Mr. Wayman, President Public Schools –
Dear Sir, In common with all citizens of St. Louis who feel an interest in the welfare of children, I am much gratified to see that the Public Schools will be open as usual in September, and that for doing this you place confidence in the well known ability of our fellow citizens. The greatest evils (of war, especially) of Civil War, consist in the demoralization of Society, especially of the young, and those who labor to prevent this by sustaining Schools & Institutions of learning, are doing the work of patriotism in the most effective manner. Whatever may be the differences of opinion among us as to current events, we can all agree upon the necessity of educating the rising generation. The Divine Savior said, “Lovest thou me more than these? Feed my lambs.” So do we say to all who are proven superior Patriots, Take care of the child! Keep them out of harm’s way. Shelter them from the storm & teach them how to become good citizens.
Having these views, permit me to add that several years ago two of my sons where scholars in the PS [public schools] for a year or more, and in part consider it the [illegible] they received from an Institution ever in difficulty. You may expect from me on 1st Oct[ober]. if the Sch[ools] are re-opened, the sum of $50 in answer to your appeal. I do this the more readily, because altho the sum is in itself insignificant, I think that small contributions from many persons, will be the best method of supplying your need.
St. Louis’s school district was formed when Missouri was made a territory in 1812, a congressional act accompanied by a statement that any land not reserved for private individuals or the military could be used for schools. After being voted on the board of directors in 1848, Eliot was able to raise public school taxes in St. Louis, an event that greatly expanded administrative operations, increased the district’s budget, and allowed for the opening of more schools. His tax hikes even won out against great public disapproval after St. Louis’s port burnt down after a massive fire in 1849.

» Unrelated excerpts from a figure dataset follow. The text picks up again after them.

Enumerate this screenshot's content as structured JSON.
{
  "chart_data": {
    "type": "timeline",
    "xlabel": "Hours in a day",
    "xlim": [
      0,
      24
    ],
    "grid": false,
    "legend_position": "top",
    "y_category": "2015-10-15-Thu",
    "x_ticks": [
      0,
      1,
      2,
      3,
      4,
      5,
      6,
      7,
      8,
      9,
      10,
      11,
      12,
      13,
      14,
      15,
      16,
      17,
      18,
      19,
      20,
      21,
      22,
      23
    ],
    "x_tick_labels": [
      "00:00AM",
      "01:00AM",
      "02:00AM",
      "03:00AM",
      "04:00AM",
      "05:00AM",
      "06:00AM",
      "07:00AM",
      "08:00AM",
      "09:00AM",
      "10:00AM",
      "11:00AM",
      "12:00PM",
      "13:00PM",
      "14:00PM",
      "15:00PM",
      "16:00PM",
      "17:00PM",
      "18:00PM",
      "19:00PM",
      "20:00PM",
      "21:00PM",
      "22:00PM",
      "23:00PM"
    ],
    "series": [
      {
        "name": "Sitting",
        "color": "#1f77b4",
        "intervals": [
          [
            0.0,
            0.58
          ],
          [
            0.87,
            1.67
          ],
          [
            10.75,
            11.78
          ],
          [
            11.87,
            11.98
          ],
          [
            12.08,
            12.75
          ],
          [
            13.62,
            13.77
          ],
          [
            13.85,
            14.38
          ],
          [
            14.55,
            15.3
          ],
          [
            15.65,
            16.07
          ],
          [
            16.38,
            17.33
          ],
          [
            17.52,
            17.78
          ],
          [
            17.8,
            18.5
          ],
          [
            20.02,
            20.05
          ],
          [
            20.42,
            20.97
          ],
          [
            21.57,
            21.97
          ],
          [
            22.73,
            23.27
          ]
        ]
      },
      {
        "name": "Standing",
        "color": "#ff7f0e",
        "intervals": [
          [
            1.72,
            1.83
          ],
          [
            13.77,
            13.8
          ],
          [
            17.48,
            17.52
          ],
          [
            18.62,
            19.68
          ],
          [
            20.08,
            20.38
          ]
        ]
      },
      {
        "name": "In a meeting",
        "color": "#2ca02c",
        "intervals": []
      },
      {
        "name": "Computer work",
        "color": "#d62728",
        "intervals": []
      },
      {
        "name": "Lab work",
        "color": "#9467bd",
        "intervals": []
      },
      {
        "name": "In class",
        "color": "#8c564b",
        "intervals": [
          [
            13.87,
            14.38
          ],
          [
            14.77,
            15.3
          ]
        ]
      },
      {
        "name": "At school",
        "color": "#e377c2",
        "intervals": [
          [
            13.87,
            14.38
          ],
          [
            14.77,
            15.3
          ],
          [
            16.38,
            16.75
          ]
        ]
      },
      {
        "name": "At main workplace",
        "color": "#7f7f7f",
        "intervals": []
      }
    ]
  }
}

Once again, Eliot’s vocation as a Unitarian minister influenced his ardent desire to provide free schooling for the city’s children and adolescents. At the foundation of Eliot’s thought was the need for education. If a society had access to good education, then its moral problems could be more easily solved. For quality education to remain in place, the institutional support would also need to stay intact. This necessity is even more important when society is subjected to the evils and destruction of war.
Eliot also mentions that two of his own sons were students in the St. Louis public school system, and even despite the near-constant problems the district faced, the boys still received an education. It was Eliot’s hope that through strengthening the institutional infrastructure of the school district, other children’s education would not be similarly interrupted.